Cycling: A good way to maintain physical distancing in commuting

Priyanka Posted on: 2020-05-15 11:37:09 Viewer: 1,406 Comments: 0 Country: India City:

Cycling: A good way to maintain physical distancing in commuting

Our world is facing humanity’s biggest crisis. Almost every country has been affected by the disastrous Coronavirus disease (COVID-19). Billions of people have been suffering from the impact of the global pandemic of COVID-19. The pandemic-driven crisis is constantly changing; countries are desperate to flattening the curve for COVID-19.

Cycling could be a good way to maintain physical distancing and it is no less important to reduce traffic congestion, especially when traveling short distances.

There are a number of possible futures, all dependent on how governments and society respond to coronavirus and it’s economy. The Covid-19 pandemic has brought new challenges for public transport also, as is evident; the country’s existing public transport infrastructure cannot meet current demand while also ensuring social distancing. Moreover, it is unrealistic to expect everybody to have access to private modes of transport.

This is the time to develop an alternative commuting system. The capital of Colombia, Bogota, has converted 100 km of city streets into cycle lanes to reduce the load on its bus systems. Mexico is planning to quadruple its cycle network to reduce the pressure on its metro. Budapest, the capital of Hungary, is creating cycle lanes as a safe alternative for the commute as the city has seen a 90% drop in public transport use. There are stories everywhere of people switching from transit trips to cycling and e-scooters, where these modes are available. India may set thousands of examples towards it.

Experts recommend a social distance of at least six feet between people, as well as reducing physical contact, to minimize the spread of the coronavirus disease (Covid-19) and in public transport, it is tough to maintain. Cycling is a good way to maintain physical distancing and it is no less important to reduce traffic congestion, especially when traveling short distances. The adaptation of non-motorized transport such as Cycling and making them more inclusive will allow people to avoid overcrowded transit modes and help maintain adequate social distancing.

Cycling and walking also come with many health benefits. It does not only promote an active lifestyle but also improves mental health and strengthens the immune system if done under favourable circumstances. In the post-pandemic scenario, passenger-carrying capacity is going to be reduced by social distancing norms in public transit systems as the overcrowding of these systems will pose a further risk of disease transmission. Increasing investment and usage of cycling for short distances will also help in managing massive economic savings.

A study done by TERI states that cycling for short distances can result in an annual benefit of INR 1.8 trillion to the Indian economy, which is equivalent to 1.6% of India’s annual GDP. Also, have the potential of increasing personal fuel savings by INR 27 billion. Apart from the economic savings. Observations globally have also shown improvement in air quality and reductions in CO2 emissions due to the decrease in transport activity- highlighting just how much our daily transport and, especially, our use of private vehicles contributes to air pollution. But these are short-term gains and air pollution and emissions are expected to rise again once the situation is resolved. Only sustainable public transport or non-motorized transport including walking, cycling, and micro-mobility such as electronic scooters can allow for maintaining a good environment and reduce pollution.
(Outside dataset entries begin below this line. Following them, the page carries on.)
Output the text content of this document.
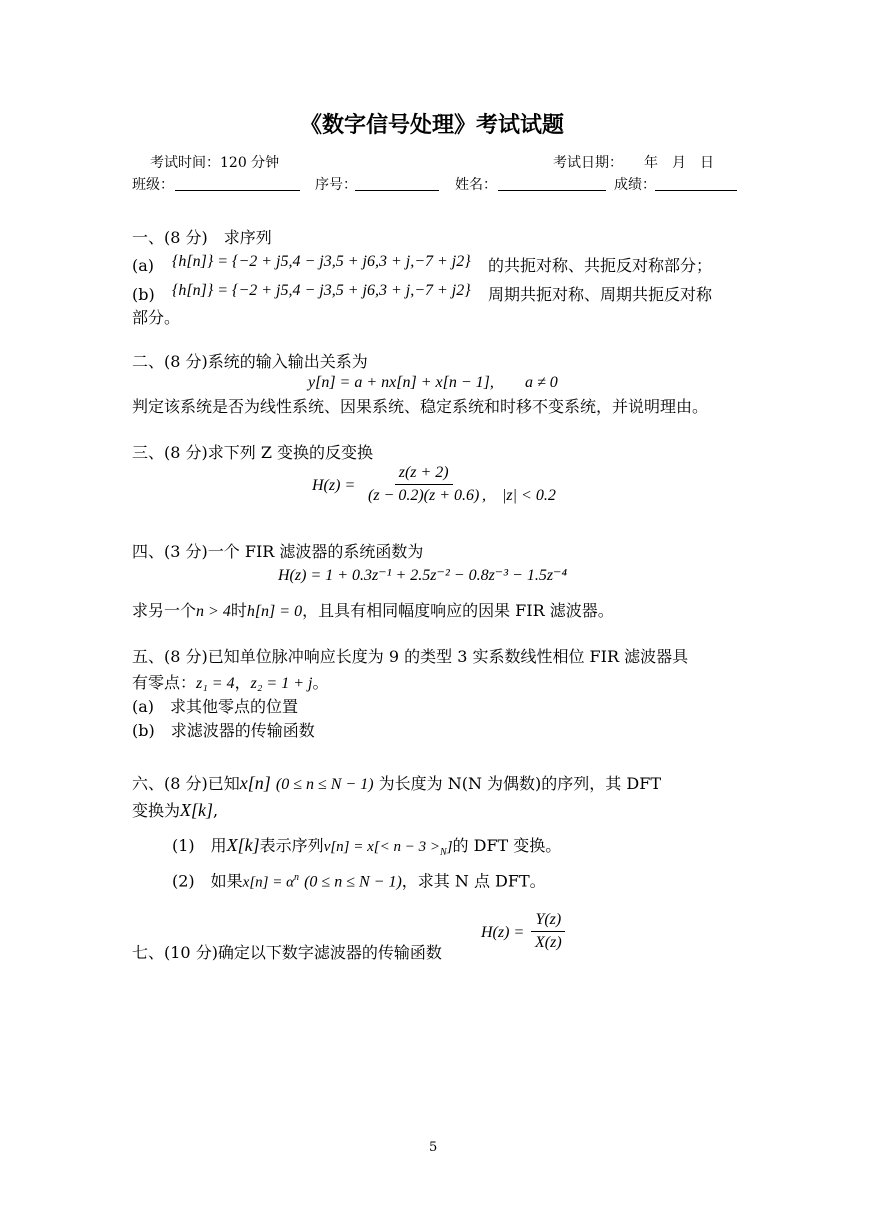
《数字信号处理》考试试题
考试时间：120 分钟	考试日期：　　年　月　日
班级：	序号：	姓名：	成绩：
一、(8 分)　求序列
(a) {h[n]} = {−2 + j5,4 − j3,5 + j6,3 + j,−7 + j2} 的共扼对称、共扼反对称部分；
(b) {h[n]} = {−2 + j5,4 − j3,5 + j6,3 + j,−7 + j2} 周期共扼对称、周期共扼反对称
部分。
二、(8 分)系统的输入输出关系为
y[n] = a + nx[n] + x[n − 1], a ≠ 0
判定该系统是否为线性系统、因果系统、稳定系统和时移不变系统，并说明理由。
三、(8 分)求下列 Z 变换的反变换
$H(z) = \frac{z(z + 2)}{(z - 0.2)(z + 0.6)}$
,　|z| < 0.2
四、(3 分)一个 FIR 滤波器的系统函数为
H(z) = 1 + 0.3z⁻¹ + 2.5z⁻² − 0.8z⁻³ − 1.5z⁻⁴
求另一个n > 4时h[n] = 0，且具有相同幅度响应的因果 FIR 滤波器。
五、(8 分)已知单位脉冲响应长度为 9 的类型 3 实系数线性相位 FIR 滤波器具
有零点：z₁ = 4，z₂ = 1 + j。
(a)　求其他零点的位置
(b)　求滤波器的传输函数
六、(8 分)已知x[n] (0 ≤ n ≤ N − 1) 为长度为 N(N 为偶数)的序列，其 DFT
变换为X[k],
(1)　用X[k]表示序列$v[n] = x[< n - 3 >_N]$的 DFT 变换。
(2)　如果$x[n] = \alpha^n$ (0 ≤ n ≤ N − 1)，求其 N 点 DFT。
七、(10 分)确定以下数字滤波器的传输函数
$H(z) = \frac{Y(z)}{X(z)}$
5
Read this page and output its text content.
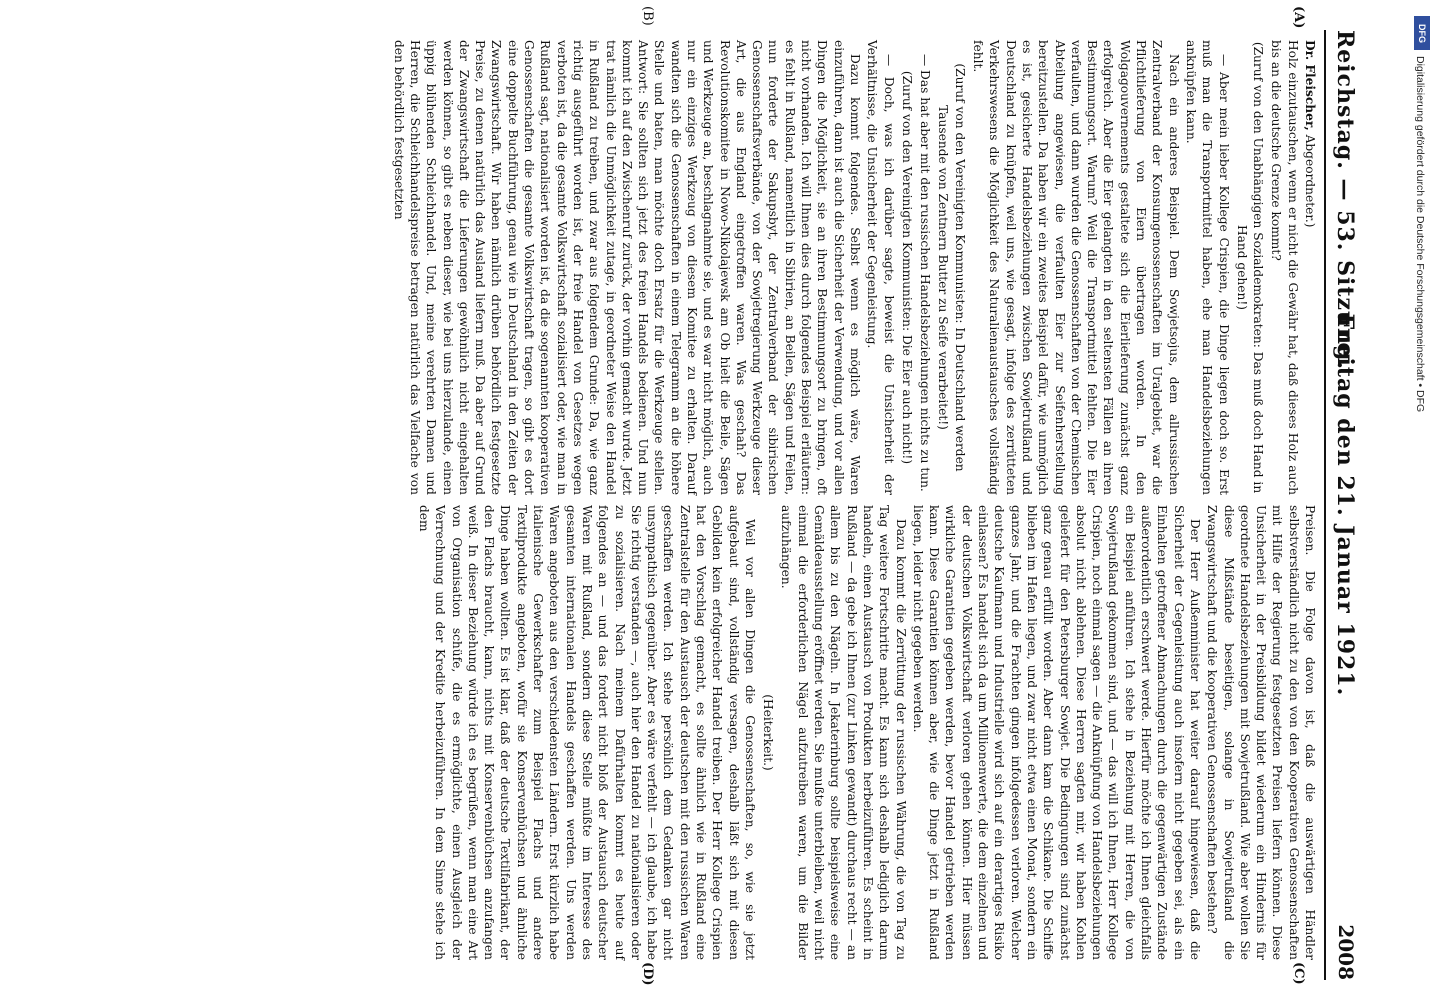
Reichstag. — 53. Sitzung.
Freitag den 21. Januar 1921.
2008
(A)
(B)
(C)
(D)

Dr. Fleischer, Abgeordneter.)

Holz einzutauschen, wenn er nicht die Gewähr hat, daß dieses Holz auch bis an die deutsche Grenze kommt?

(Zuruf von den Unabhängigen Sozialdemokraten: Das muß doch Hand in Hand gehen!)

— Aber mein lieber Kollege Crispien, die Dinge liegen doch so. Erst muß man die Transportmittel haben, ehe man Handelsbeziehungen anknüpfen kann.

Nach ein anderes Beispiel. Dem Sowjetsojus, dem allrussischen Zentralverband der Konsumgenossenschaften im Uralgebiet, war die Pflichtlieferung von Eiern übertragen worden. In den Wolgagouvernements gestaltete sich die Eierlieferung zunächst ganz erfolgreich. Aber die Eier gelangten in den seltensten Fällen an ihren Bestimmungsort. Warum? Weil die Transportmittel fehlten. Die Eier verfaulten, und dann wurden die Genossenschaften von der Chemischen Abteilung angewiesen, die verfaulten Eier zur Seifenherstellung bereitzustellen. Da haben wir ein zweites Beispiel dafür, wie unmöglich es ist, gesicherte Handelsbeziehungen zwischen Sowjetrußland und Deutschland zu knüpfen, weil uns, wie gesagt, infolge des zerrütteten Verkehrswesens die Möglichkeit des Naturalienaustausches vollständig fehlt.

(Zuruf von den Vereinigten Kommunisten: In Deutschland werden Tausende von Zentnern Butter zu Seife verarbeitet!)

— Das hat aber mit den russischen Handelsbeziehungen nichts zu tun.

(Zuruf von den Vereinigten Kommunisten: Die Eier auch nicht!)

— Doch, was ich darüber sagte, beweist die Unsicherheit der Verhältnisse, die Unsicherheit der Gegenleistung.

Dazu kommt folgendes. Selbst wenn es möglich wäre, Waren einzuführen, dann ist auch die Sicherheit der Verwendung, und vor allen Dingen die Möglichkeit, sie an ihren Bestimmungsort zu bringen, oft nicht vorhanden. Ich will Ihnen dies durch folgendes Beispiel erläutern: es fehlt in Rußland, namentlich in Sibirien, an Beilen, Sägen und Feilen, nun forderte der Sakupsbyt, der Zentralverband der sibirischen Genossenschaftsverbände, von der Sowjetregierung Werkzeuge dieser Art, die aus England eingetroffen waren. Was geschah? Das Revolutionskomitee in Nowo-Nikolajewsk am Ob hielt die Beile, Sägen und Werkzeuge an, beschlagnahmte sie, und es war nicht möglich, auch nur ein einziges Werkzeug von diesem Komitee zu erhalten. Darauf wandten sich die Genossenschaften in einem Telegramm an die höhere Stelle und baten, man möchte doch Ersatz für die Werkzeuge stellen. Antwort: Sie sollten sich jetzt des freien Handels bedienen. Und nun kommt ich auf den Zwischenruf zurück, der vorhin gemacht wurde. Jetzt trat nämlich die Unmöglichkeit zutage, in geordneter Weise den Handel in Rußland zu treiben, und zwar aus folgendem Grunde: Da, wie ganz richtig ausgeführt worden ist, der freie Handel von Gesetzes wegen verboten ist, da die gesamte Volkswirtschaft sozialisiert oder, wie man in Rußland sagt, nationalisiert worden ist, da die sogenannten kooperativen Genossenschaften die gesamte Volkswirtschaft tragen, so gibt es dort eine doppelte Buchführung, genau wie in Deutschland in den Zeiten der Zwangswirtschaft. Wir haben nämlich drüben behördlich festgesetzte Preise, zu denen natürlich das Ausland liefern muß. Da aber auf Grund der Zwangswirtschaft die Lieferungen gewöhnlich nicht eingehalten werden können, so gibt es neben dieser, wie bei uns hierzulande, einen üppig blühenden Schleichhandel. Und, meine verehrten Damen und Herren, die Schleichhandelspreise betragen natürlich das Vielfache von den behördlich festgesetzten

Preisen. Die Folge davon ist, daß die auswärtigen Händler selbstverständlich nicht zu den von den Kooperativen Genossenschaften mit Hilfe der Regierung festgesetzten Preisen liefern können. Diese Unsicherheit in der Preisbildung bildet wiederum ein Hindernis für geordnete Handelsbeziehungen mit Sowjetrußland. Wie aber wollen Sie diese Mißstände beseitigen, solange in Sowjetrußland die Zwangswirtschaft und die kooperativen Genossenschaften bestehen?

Der Herr Außenminister hat weiter darauf hingewiesen, daß die Sicherheit der Gegenleistung auch insofern nicht gegeben sei, als ein Einhalten getroffener Abmachungen durch die gegenwärtigen Zustände außerordentlich erschwert werde. Hierfür möchte ich Ihnen gleichfalls ein Beispiel anführen. Ich stehe in Beziehung mit Herren, die von Sowjetrußland gekommen sind, und — das will ich Ihnen, Herr Kollege Crispien, noch einmal sagen — die Anknüpfung von Handelsbeziehungen absolut nicht ablehnen. Diese Herren sagten mir, wir haben Kohlen geliefert für den Petersburger Sowjet. Die Bedingungen sind zunächst ganz genau erfüllt worden. Aber dann kam die Schikane. Die Schiffe blieben im Hafen liegen, und zwar nicht etwa einen Monat, sondern ein ganzes Jahr, und die Frachten gingen infolgedessen verloren. Welcher deutsche Kaufmann und Industrielle wird sich auf ein derartiges Risiko einlassen? Es handelt sich da um Millionenwerte, die dem einzelnen und der deutschen Volkswirtschaft verloren gehen können. Hier müssen wirkliche Garantien gegeben werden, bevor Handel getrieben werden kann. Diese Garantien können aber, wie die Dinge jetzt in Rußland liegen, leider nicht gegeben werden.

Dazu kommt die Zerrüttung der russischen Währung, die von Tag zu Tag weitere Fortschritte macht. Es kann sich deshalb lediglich darum handeln, einen Austausch von Produkten herbeizuführen. Es scheint in Rußland — da gebe ich Ihnen (zur Linken gewandt) durchaus recht — an allem bis zu den Nägeln. In Jekaterinburg sollte beispielsweise eine Gemäldeausstellung eröffnet werden. Sie mußte unterbleiben, weil nicht einmal die erforderlichen Nägel aufzutreiben waren, um die Bilder aufzuhängen.

(Heiterkeit.)

Weil vor allen Dingen die Genossenschaften, so, wie sie jetzt aufgebaut sind, vollständig versagen, deshalb läßt sich mit diesen Gebilden kein erfolgreicher Handel treiben. Der Herr Kollege Crispien hat den Vorschlag gemacht, es sollte ähnlich wie in Rußland eine Zentralstelle für den Austausch der deutschen mit den russischen Waren geschaffen werden. Ich stehe persönlich dem Gedanken gar nicht unsympathisch gegenüber. Aber es wäre verfehlt — ich glaube, ich habe Sie richtig verstanden —, auch hier den Handel zu nationalisieren oder zu sozialisieren. Nach meinem Dafürhalten kommt es heute auf folgendes an — und das fordert nicht bloß der Austausch deutscher Waren mit Rußland, sondern diese Stelle müßte im Interesse des gesamten internationalen Handels geschaffen werden. Uns werden Waren angeboten aus den verschiedensten Ländern. Erst kürzlich habe italienische Gewerkschafter zum Beispiel Flachs und andere Textilprodukte angeboten, wofür sie Konservenbüchsen und ähnliche Dinge haben wollten. Es ist klar, daß der deutsche Textilfabrikant, der den Flachs braucht, kann, nichts mit Konservenbüchsen anzufangen weiß. In dieser Beziehung würde ich es begrüßen, wenn man eine Art von Organisation schüfe, die es ermöglichte, einen Ausgleich der Verrechnung und der Kredite herbeizuführen. In dem Sinne stehe ich dem

DFG
Digitalisierung gefördert durch die Deutsche Forschungsgemeinschaft • DFG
Now a days, health and immune system is a major concern. According to health experts, cycling has the capacity to burn significant amounts of calories. Doing this exercise on a daily basis will help you burn more calories, which means you'll be able to lose fat stored in your body fat, including the abdominal fat you gained during the lockdown. It takes two to four hours a week only to achieve a general improvement to your health. As cycling is:

  • Low impact: it causes less strain and injuries
  • Good muscle workout: cycling uses all of the major muscle groups as you pedal.
  • Easy: unlike some other vehicles, cycling does not require high levels of skill.
  • Good for strength and stamina: cycling increases stamina, strength and immune system.
  • Time-efficient: as a mode of transport, cycling replaces sedentary (sitting) time spent driving motor vehicles or using metros, buses or with healthy exercise.

Riding a bike makes your breathing muscles work overtime to fuel your hard-working muscles. This hard work results in making your respiratory muscles a great deal stronger than they would be if you didn’t ride or exercise at all. The long-term effects of these muscles getting stronger mean your ability to extract oxygen from the air and your vital capacity both increases. This is why you feel yourself getting fitter the more and more you ride.

Generally speaking, policies and investments for non-motorized transportation (NMT) have a positive benefits-cost ratio. It may lead to livelihood generation for the urban poor, node-to-node connectivity, and inexpensive and comfortable services for city residents. It may also help in maintaining social distancing.

This article is co-authored by Ar. Priyanka Kumar, Urban Planner and  Ms. Shreya Mishra, Intern at Regional Center for Urban & Environmental Studies, Lucknow under the Ministry of Housing & Urban Affairs, Government of India.